After the required book-keeping in step 1, writing the problem in step 2, and then writing the Hamiltonian and the various necessary conditions in step 3, it is time to stop and think about what the optimal solution might look like. There is no strict list of steps to take at this point, only experience can guide the process, but a general framework that can be useful is the following.

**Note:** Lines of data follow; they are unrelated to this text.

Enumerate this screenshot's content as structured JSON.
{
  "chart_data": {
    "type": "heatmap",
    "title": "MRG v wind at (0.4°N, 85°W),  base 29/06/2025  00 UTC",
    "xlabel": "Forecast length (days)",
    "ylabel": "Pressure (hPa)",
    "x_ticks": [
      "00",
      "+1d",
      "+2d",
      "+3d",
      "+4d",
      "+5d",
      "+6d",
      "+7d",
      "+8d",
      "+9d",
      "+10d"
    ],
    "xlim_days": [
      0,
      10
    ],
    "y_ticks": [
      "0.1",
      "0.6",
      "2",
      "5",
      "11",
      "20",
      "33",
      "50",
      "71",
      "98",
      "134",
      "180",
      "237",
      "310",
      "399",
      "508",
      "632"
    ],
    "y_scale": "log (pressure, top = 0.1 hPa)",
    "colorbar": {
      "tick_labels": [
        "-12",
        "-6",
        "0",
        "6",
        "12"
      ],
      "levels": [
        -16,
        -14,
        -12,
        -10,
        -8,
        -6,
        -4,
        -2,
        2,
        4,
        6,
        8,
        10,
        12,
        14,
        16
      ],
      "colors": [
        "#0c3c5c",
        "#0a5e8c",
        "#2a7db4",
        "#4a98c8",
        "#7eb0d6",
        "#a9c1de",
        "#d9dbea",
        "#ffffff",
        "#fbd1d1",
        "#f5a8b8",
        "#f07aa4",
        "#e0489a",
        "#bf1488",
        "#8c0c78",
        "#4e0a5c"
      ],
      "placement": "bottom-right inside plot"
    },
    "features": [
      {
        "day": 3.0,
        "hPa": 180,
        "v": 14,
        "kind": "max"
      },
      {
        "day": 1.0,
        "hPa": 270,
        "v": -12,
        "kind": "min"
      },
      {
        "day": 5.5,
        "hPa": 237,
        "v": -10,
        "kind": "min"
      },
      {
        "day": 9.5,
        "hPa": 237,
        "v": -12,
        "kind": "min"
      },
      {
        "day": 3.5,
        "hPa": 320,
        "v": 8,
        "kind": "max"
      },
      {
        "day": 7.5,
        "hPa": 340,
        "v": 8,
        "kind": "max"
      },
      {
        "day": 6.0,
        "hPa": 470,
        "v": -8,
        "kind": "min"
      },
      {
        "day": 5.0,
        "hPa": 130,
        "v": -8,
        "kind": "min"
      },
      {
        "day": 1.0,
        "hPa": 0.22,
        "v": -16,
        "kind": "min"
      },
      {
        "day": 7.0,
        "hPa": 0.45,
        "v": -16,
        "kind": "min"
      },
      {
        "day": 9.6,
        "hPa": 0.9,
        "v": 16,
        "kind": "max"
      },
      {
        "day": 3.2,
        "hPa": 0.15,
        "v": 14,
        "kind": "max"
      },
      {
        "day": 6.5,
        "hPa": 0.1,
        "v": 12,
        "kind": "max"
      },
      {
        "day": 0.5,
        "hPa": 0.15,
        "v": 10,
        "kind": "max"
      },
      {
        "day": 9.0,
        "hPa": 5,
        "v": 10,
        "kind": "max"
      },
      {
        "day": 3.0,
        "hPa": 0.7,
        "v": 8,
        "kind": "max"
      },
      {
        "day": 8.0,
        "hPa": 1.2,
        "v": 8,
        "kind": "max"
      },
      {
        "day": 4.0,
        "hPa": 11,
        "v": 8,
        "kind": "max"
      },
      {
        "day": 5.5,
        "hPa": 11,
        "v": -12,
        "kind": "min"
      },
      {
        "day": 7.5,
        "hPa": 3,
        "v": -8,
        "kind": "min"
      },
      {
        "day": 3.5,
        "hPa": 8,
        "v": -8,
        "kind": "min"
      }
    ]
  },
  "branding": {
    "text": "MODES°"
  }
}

For most real problems, the differential equations that describe the evolution of the states and the co-states, $\boldsymbol{x}(t)$ and $\boldsymbol{\lambda}(t)$ respectively, cannot be solved analytically. A special exception is when the states are linear time-invariant (LTI), that is, $$ \dot{\boldsymbol{x}}(t) = A \boldsymbol{x}(t) + B \boldsymbol{u}(t) $$ The section on Minimum Energy Control describes this type of problem in general terms.
Sometimes, it can be useful to draw a graph which describes the relations between states. The graph has $n_x+n_u$ nodes, where each node is assigned either a state or an input. Add directed edges from node $x_j$ to node $x_k$ if $x_j$ appears in $f_k$. Similarly, add directed edges from node $u_j$ to node $x_k$ if $u_j$ appears in $f_k$ as well. This exercise can inform whether some of the states (or costates) are solvable even if the whole system of equations cannot be solved.